Le mot Kérygme est le décalque du grec kérugma qui signifie proclamation à haute voix par un héraut ou un crieur public. C’est donc un office et une mission qui touche le public en lui faisant connaître les intentions de celui qui envoie. Transposons cet office et cette mission profanes dans le domaine du sacré : la « Bonne Nouvelle » doit être proclamée.
Saint Jean-Baptiste est le premier « crieur » de Jésus comme la voix de celui qui crie dans le désert : « prêchant (kérusson) dans le désert de Judée, et disant : “Repentez-vous, car le royaume des cieux est proche.” » (Mt 3, 1-2) Jésus lui-même reprend la proclamation là où saint Jean-Baptiste la laisse : « Dès lors, Jésus commença à prêcher, en disant : “Repentez-vous, car le royaume des cieux est proche.” » (Mt 4, 12)
Mais qu’est-ce que ce royaume des cieux qui vient ? C’est celui dont Jésus dira à Pilate : « Mon royaume n’est pas de ce monde ; si mon royaume était de ce monde, mes serviteurs auraient combattu pour que je ne fusse pas livré aux Juifs. » (Jn 18, 36)
Alors en quoi cela nous concerne-t-il puisque nous sommes sur terre et que ce Royaume n’est pas de ce monde ? Jean puis Jésus annoncent une proximité telle entre repentir et royaume qu’il s’agit entre les deux d’une relation de cause à effet : j’appartiens au royaume si je me repends, mon repentir devient la condition de mon accès au royaume. Cela signifie que ce royaume existe avant moi. Ce n’est pas moi qui crée ce royaume mais il dépend de moi d’y accéder et la condition première c’est le repentir.
Et les juifs qui connaissent le prophète Joël savaient bien ce que signifiait « se repentir » : vers l’an 400 le prophète avait exhorté le peuple à revenir à son Seigneur : « Revenez à moi de tout votre cœur, avec des jeûnes avec des larmes et des lamentations. Déchirez vos cœurs, et non vos vêtements, et revenez au Seigneur votre Dieu ; car il est miséricordieux et compatissant, lent à la colère et riche en bonté, et il s’afflige du mal qu’il envoie. » (Jo 2, 12-13) L’appel lancé par le prophète dévoile le motif premier de la proclamation, c’est l’amour incompréhensible dont le Seigneur enveloppe un peuple choisi gratuitement entre tous les peuples de la terre, qui devient son peuple, le peuple juif. Dieu est miséricordieux et compatissant c’est-à-dire qu’il se penche sur la misère et même qu’il « souffre avec ».
Le Seigneur va en multiplier les preuves, non pas en envoyant d’autres prophètes, mais en venant lui-même porter son message de réconciliation par son Fils.

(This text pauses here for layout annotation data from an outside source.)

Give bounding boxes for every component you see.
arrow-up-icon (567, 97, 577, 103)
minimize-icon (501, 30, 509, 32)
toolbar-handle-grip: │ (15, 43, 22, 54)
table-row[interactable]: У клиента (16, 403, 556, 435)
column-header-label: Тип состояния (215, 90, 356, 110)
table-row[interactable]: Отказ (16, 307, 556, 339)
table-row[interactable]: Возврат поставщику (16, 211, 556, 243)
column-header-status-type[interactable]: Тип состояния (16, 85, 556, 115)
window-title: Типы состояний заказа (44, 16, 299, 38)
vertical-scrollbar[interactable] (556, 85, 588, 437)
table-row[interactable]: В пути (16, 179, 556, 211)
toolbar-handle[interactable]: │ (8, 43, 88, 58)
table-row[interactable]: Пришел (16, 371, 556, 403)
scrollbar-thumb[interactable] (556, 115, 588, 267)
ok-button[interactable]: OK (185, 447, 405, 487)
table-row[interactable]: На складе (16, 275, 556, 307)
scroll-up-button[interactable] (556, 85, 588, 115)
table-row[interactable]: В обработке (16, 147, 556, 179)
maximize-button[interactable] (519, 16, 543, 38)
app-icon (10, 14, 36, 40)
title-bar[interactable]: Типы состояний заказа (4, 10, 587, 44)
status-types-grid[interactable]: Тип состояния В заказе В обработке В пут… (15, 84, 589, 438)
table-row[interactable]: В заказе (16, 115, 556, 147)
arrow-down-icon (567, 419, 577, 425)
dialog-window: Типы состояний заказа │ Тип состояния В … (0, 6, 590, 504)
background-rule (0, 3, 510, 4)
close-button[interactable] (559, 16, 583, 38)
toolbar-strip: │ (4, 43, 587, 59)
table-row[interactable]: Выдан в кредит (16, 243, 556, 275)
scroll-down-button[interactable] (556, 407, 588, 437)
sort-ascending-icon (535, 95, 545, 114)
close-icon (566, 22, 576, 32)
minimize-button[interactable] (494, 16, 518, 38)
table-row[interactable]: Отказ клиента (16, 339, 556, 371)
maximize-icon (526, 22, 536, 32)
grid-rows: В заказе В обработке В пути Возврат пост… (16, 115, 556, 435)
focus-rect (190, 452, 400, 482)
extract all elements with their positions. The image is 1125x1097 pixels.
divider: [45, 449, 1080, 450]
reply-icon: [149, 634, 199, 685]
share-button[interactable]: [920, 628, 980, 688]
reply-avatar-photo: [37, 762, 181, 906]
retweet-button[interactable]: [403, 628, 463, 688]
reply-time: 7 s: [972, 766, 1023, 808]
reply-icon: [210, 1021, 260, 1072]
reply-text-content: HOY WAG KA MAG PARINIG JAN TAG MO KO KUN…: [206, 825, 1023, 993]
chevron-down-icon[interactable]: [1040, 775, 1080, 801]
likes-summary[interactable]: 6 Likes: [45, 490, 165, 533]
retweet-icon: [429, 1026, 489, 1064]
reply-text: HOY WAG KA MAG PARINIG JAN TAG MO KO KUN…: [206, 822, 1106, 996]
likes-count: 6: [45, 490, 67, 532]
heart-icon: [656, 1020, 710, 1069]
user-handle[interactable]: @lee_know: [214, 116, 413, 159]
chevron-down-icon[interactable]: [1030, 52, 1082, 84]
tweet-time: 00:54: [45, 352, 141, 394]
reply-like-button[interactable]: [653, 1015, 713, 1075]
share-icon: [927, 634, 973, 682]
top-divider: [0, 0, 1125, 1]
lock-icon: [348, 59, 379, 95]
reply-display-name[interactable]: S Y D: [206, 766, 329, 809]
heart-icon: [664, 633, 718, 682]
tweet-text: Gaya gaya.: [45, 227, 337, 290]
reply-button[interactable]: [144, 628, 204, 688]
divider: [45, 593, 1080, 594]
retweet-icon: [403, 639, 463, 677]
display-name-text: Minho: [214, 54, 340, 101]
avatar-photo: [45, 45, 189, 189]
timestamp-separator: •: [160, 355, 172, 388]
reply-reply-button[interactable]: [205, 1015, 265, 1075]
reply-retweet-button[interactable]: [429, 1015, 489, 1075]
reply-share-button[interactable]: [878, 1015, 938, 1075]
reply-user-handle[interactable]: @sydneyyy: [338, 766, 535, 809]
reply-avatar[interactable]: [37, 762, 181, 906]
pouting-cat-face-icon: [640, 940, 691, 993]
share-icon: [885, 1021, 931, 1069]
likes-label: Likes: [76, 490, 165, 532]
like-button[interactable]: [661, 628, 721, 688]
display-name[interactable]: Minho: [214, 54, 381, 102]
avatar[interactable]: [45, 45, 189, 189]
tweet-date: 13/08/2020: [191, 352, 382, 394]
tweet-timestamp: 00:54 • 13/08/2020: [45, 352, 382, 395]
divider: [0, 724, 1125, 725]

Jésus révèle, en parcourant notre temps, les caractéristiques et les exigences du Royaume par toute sa vie publique qui manifeste aussi son identité. Comme Jean-Baptiste, Jésus est envoyé et exerce une mission reçue mais il va faire comprendre qu’il est lui-même le message qu’il annonce.
Il faut ajouter à l’annonce du Royaume de Dieu (le contenu du « kérygme » de Jésus), la proclamation de l’événement Jésus Christ (c’est-à-dire le « kérygme » des Apôtres). Les deux annonces se complètent et s’éclairent réciproquement. « Avant de les quitter, Jésus donne aux siens un « commandement nouveau » : « Aimez-vous les uns les autres, comme je vous ai aimés » (Jn 13, 34). L’amour dont Jésus a aimé le monde a trouvé son terme le plus expressif dans le don de sa vie pour les hommes (cf. Jn 15, 13) qui manifeste l’amour que le Père a pour le monde (cf. Jn 3, 16).
Le discours de saint Pierre le jour de la Pentecôte est le premier kérygme apostolique ; il annonce Jésus qui a souffert, est mort et est ressuscité : voilà le concentré de notre foi. La Résurrection confère une portée universelle au message du Christ, à son action et à toute sa mission. Les disciples se rendent compte que le Royaume est déjà présent dans la personne de Jésus et qu’il est instauré peu à peu dans l’homme et dans le monde par un lien mystérieux avec lui.